As a testament to his leadership skills, last year Miller was team captain of the tight-knit team.
“We’re all like a family. We have a little brotherhood going on over here,” he said. “We just all hold each other accountable and pick each other up when we’re down.”
“He’s very level-headed and he’s not excitable. He’s the kind of player that coaches like because he understands the message the first time,” Maria Miller explained.
For the remainder of this year, he’s working on developing his body to prepare to play for the University of Miami.
Maria Miller said she thinks that Miami’s basketball program will be great for her son. “I think that the leadership at Miami is excellent,” she said. “He chose it himself. He didn’t have input from anyone else.”
— Canes Hoops (@CanesHoops) November 11, 2015
The two of them are both very excited for Rodney’s future at Miami. He’s also quite a fan of Miami’s coaching staff, especially Coach Jim Larranaga.
“I just love the atmosphere over there.
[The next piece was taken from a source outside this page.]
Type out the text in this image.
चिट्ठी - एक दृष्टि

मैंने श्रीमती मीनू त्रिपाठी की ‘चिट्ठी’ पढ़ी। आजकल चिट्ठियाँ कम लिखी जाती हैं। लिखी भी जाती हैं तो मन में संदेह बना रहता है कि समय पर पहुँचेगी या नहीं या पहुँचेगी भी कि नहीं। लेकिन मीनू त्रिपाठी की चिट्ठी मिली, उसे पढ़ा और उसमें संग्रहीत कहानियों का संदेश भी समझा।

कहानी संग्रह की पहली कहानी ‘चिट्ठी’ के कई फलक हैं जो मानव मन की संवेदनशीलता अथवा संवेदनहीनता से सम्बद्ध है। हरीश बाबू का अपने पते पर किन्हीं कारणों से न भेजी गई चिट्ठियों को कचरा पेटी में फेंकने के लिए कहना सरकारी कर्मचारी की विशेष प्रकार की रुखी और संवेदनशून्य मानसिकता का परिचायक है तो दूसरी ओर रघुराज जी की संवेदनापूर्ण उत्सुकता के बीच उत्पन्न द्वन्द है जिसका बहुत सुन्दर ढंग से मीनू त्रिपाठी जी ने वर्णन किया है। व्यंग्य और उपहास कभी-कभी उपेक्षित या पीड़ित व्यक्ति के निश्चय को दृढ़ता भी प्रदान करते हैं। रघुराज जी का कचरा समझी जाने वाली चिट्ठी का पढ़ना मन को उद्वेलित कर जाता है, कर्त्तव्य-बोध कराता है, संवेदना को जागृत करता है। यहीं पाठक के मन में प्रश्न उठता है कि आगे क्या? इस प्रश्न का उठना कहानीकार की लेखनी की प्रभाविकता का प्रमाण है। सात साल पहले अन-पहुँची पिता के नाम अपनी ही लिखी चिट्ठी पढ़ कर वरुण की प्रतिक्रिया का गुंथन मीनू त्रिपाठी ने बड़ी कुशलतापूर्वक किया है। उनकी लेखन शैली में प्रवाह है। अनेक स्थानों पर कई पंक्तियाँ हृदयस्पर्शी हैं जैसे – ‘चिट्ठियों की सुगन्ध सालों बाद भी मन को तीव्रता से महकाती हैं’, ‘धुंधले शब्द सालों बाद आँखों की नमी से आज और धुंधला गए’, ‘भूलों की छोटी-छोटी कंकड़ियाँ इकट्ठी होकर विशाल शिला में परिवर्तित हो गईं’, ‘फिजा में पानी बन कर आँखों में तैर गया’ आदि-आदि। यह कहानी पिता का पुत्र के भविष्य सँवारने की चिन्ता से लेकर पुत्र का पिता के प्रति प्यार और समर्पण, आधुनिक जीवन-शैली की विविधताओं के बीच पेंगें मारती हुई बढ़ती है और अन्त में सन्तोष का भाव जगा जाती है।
I believe it’s a good fit for me and I think I’ll really be able to help affect the team the best I can. That’s what really drew to me to Miami,” Rodney Miller said.
Blackwell spoke confidently of Miller’s abilities. “I could see Rodney having big minutes his freshman year,” he said. “He has a chance to play if he plays hard right away.”
But Miller’s primary goal isn’t to get a certain amount of playing time.
“My goals for when I’m in college is to be the player you want to play with, be the teammate other people want to have,” he said. “I want to be a leader and then I’ll be vocal. I just want to perform and be able to add something to the team.”